An exhibition on the Romany Holocaust and current racism in Europe opened in the Brno-based Ombudsman Office on July 24th. On 82 exhibition panels people can read about the fate of Romanies during World War Two and some panels are dedicated to the present. The visitors, for instance, can learn the story of the wall in Usti nad Labem's Maticni street and the problems of the Romany minorities in Slovakia, Austria and Germany.
"The exhibition is designed to open an unknown chapter in European history. The notion Holocaust is usually connected with the extermination of 6 million Jews, but it also means systematic extermination of 500,000 Romanies and Sinti," Silvio Peritore from the Documentation Centre of German Sinti and Romas that created the exhibition and showed it with success in Strasbourg and Prague said at the opening ceremony.
According to Jana Horvathova from the Brno Museum of Romany Culture, the exhibition is a significant event.
"It mostly speaks about the past but also connects it with the present," Horvathova said, adding that the questions of racism and suppression of Romanies in Europe were still urgent.
"There are displays of intolerance, inability of co-existence and racism in our society, although we do not want to seem them," ombudsman Otakar Motejl said.
The exhibition was financially supported by the South Moravian region because the Brno Town Hall refused to support it.
The Town Hall objected against the panel depicting the history of the controversial Maticni street.
Maticni street got into the limelight in the 1990s due to the conflict over the wall that was built there to separate old residents from inhabitants of community flats for rent defaulters, mainly Romanies.

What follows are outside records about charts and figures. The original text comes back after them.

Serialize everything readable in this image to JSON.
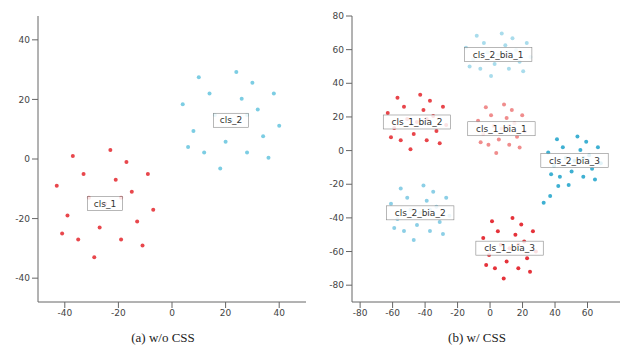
{
  "chart_data": [
    {
      "type": "scatter",
      "title": "(a) w/o CSS",
      "xlim": [
        -50,
        50
      ],
      "xticks": [
        -40,
        -20,
        0,
        20,
        40
      ],
      "ylim": [
        -48,
        48
      ],
      "yticks": [
        -40,
        -20,
        0,
        20,
        40
      ],
      "grid": false,
      "series": [
        {
          "color": "#e8474c",
          "x": [
            -25,
            -15,
            -33,
            -19,
            -39,
            -9,
            -29,
            -23,
            -43,
            -13,
            -35,
            -7,
            -21,
            -31,
            -17,
            -37,
            -11,
            -27,
            -41,
            -19
          ],
          "values": [
            -15,
            -11,
            -5,
            -27,
            -19,
            -5,
            -33,
            3,
            -9,
            -21,
            -27,
            -17,
            -7,
            -13,
            -1,
            1,
            -29,
            -23,
            -25,
            -13
          ]
        },
        {
          "color": "#7ccde3",
          "x": [
            22,
            32,
            14,
            28,
            8,
            38,
            18,
            24,
            4,
            34,
            12,
            40,
            26,
            16,
            30,
            10,
            36,
            20,
            6,
            28
          ],
          "values": [
            13,
            16.6,
            22,
            2.2,
            9.4,
            22,
            -3.2,
            29.2,
            18.4,
            7.6,
            2.2,
            11.2,
            20.2,
            14.8,
            25.6,
            27.4,
            0.4,
            5.8,
            4,
            14.8
          ]
        }
      ],
      "annotations": [
        {
          "text": "cls_1",
          "x": -25,
          "y": -15
        },
        {
          "text": "cls_2",
          "x": 22,
          "y": 13
        }
      ]
    },
    {
      "type": "scatter",
      "title": "(b) w/ CSS",
      "xlim": [
        -85,
        80
      ],
      "xticks": [
        -80,
        -60,
        -40,
        -20,
        0,
        20,
        40,
        60
      ],
      "ylim": [
        -90,
        80
      ],
      "yticks": [
        -80,
        -60,
        -40,
        -20,
        0,
        20,
        40,
        60,
        80
      ],
      "grid": false,
      "series": [
        {
          "color": "#a9dcec",
          "x": [
            5,
            16,
            -3.8,
            11.6,
            -10.4,
            22.6,
            0.6,
            7.2,
            -14.8,
            18.2,
            -6,
            24.8,
            9.4,
            -1.6,
            13.8,
            -8.2,
            20.4,
            2.8,
            -12.6,
            11.6
          ],
          "values": [
            57,
            59.8,
            64,
            48.6,
            54.2,
            64,
            44.4,
            69.6,
            61.2,
            52.8,
            48.6,
            55.6,
            62.6,
            58.4,
            66.8,
            68.2,
            47.2,
            51.4,
            50,
            58.4
          ]
        },
        {
          "color": "#e8454a",
          "x": [
            -45,
            -35,
            -53,
            -39,
            -59,
            -29,
            -49,
            -43,
            -63,
            -33,
            -55,
            -27,
            -41,
            -51,
            -37,
            -57,
            -31,
            -47,
            -61,
            -39
          ],
          "values": [
            17,
            20.6,
            26,
            6.2,
            13.4,
            26,
            0.8,
            33.2,
            22.4,
            11.6,
            6.2,
            15.2,
            24.2,
            18.8,
            29.6,
            31.4,
            4.4,
            9.8,
            8,
            18.8
          ]
        },
        {
          "color": "#f08d8d",
          "x": [
            7,
            15,
            0.6,
            11.8,
            -4.2,
            19.8,
            3.8,
            8.6,
            -7.4,
            16.6,
            -1,
            21.4,
            10.2,
            2.2,
            13.4,
            -2.6,
            18.2,
            5.4,
            -5.8,
            11.8
          ],
          "values": [
            13,
            16.2,
            21,
            3.4,
            9.8,
            21,
            -1.4,
            27.4,
            17.8,
            8.2,
            3.4,
            11.4,
            19.4,
            14.6,
            24.2,
            25.8,
            1.8,
            6.6,
            5,
            14.6
          ]
        },
        {
          "color": "#3eb0d2",
          "x": [
            52,
            61,
            44.8,
            57.4,
            39.4,
            66.4,
            48.4,
            53.8,
            35.8,
            62.8,
            43,
            68.2,
            55.6,
            46.6,
            59.2,
            41.2,
            64.6,
            50.2,
            37.6,
            57.4,
            42,
            37,
            33
          ],
          "values": [
            -6,
            -2.8,
            2,
            -15.6,
            -9.2,
            2,
            -20.4,
            8.4,
            -1.2,
            -10.8,
            -15.6,
            -7.6,
            0.4,
            -4.4,
            5.2,
            6.8,
            -17.2,
            -12.4,
            -14,
            -4.4,
            -21,
            -27,
            -31
          ]
        },
        {
          "color": "#8ccfe6",
          "x": [
            -43,
            -33,
            -51,
            -37,
            -57,
            -27,
            -47,
            -41,
            -61,
            -31,
            -53,
            -25,
            -39,
            -49,
            -35,
            -55,
            -29,
            -45,
            -59,
            -37
          ],
          "values": [
            -37,
            -33.4,
            -28,
            -47.8,
            -40.6,
            -28,
            -53.2,
            -20.8,
            -31.6,
            -42.4,
            -47.8,
            -38.8,
            -29.8,
            -35.2,
            -24.4,
            -22.6,
            -49.6,
            -44.2,
            -46,
            -35.2
          ]
        },
        {
          "color": "#e5323a",
          "x": [
            12,
            21,
            4.8,
            17.4,
            -0.6,
            26.4,
            8.4,
            13.8,
            -4.2,
            22.8,
            3,
            28.2,
            15.6,
            6.6,
            19.2,
            1.2,
            24.6,
            10.2,
            -2.4,
            17.4
          ],
          "values": [
            -58,
            -54,
            -48,
            -70,
            -62,
            -48,
            -76,
            -40,
            -52,
            -64,
            -70,
            -60,
            -50,
            -56,
            -44,
            -42,
            -72,
            -66,
            -68,
            -56
          ]
        }
      ],
      "annotations": [
        {
          "text": "cls_2_bia_1",
          "x": 5,
          "y": 57
        },
        {
          "text": "cls_1_bia_2",
          "x": -45,
          "y": 17
        },
        {
          "text": "cls_1_bia_1",
          "x": 7,
          "y": 13
        },
        {
          "text": "cls_2_bia_3",
          "x": 52,
          "y": -6
        },
        {
          "text": "cls_2_bia_2",
          "x": -43,
          "y": -37
        },
        {
          "text": "cls_1_bia_3",
          "x": 12,
          "y": -58
        }
      ]
    }
  ]
}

The erection of the wall was criticised as an _expression of racism by many Czech and foreign politicians and human rights organisations and the wall was later removed.
Romanies were persecuted and deported to concentration and extermination camps in Nazi Germany and the countries occupied by the Third Reich.
Czechs and Moravian and Moravian Romanies were gathered since 1940 in labour camps in Lety near Pisek, east Bohemia, and in Hodonin, south Moravia.
According to historians, some 2,690 Romanies came through the camps. Many of them died there and others were sent to the concentration camp in Auschwitz.
According to various sources, 5,400 to 5,600 Czech and Moravian Romanies were sent to Auschwitz. The first train left Brno on March 7, 1943.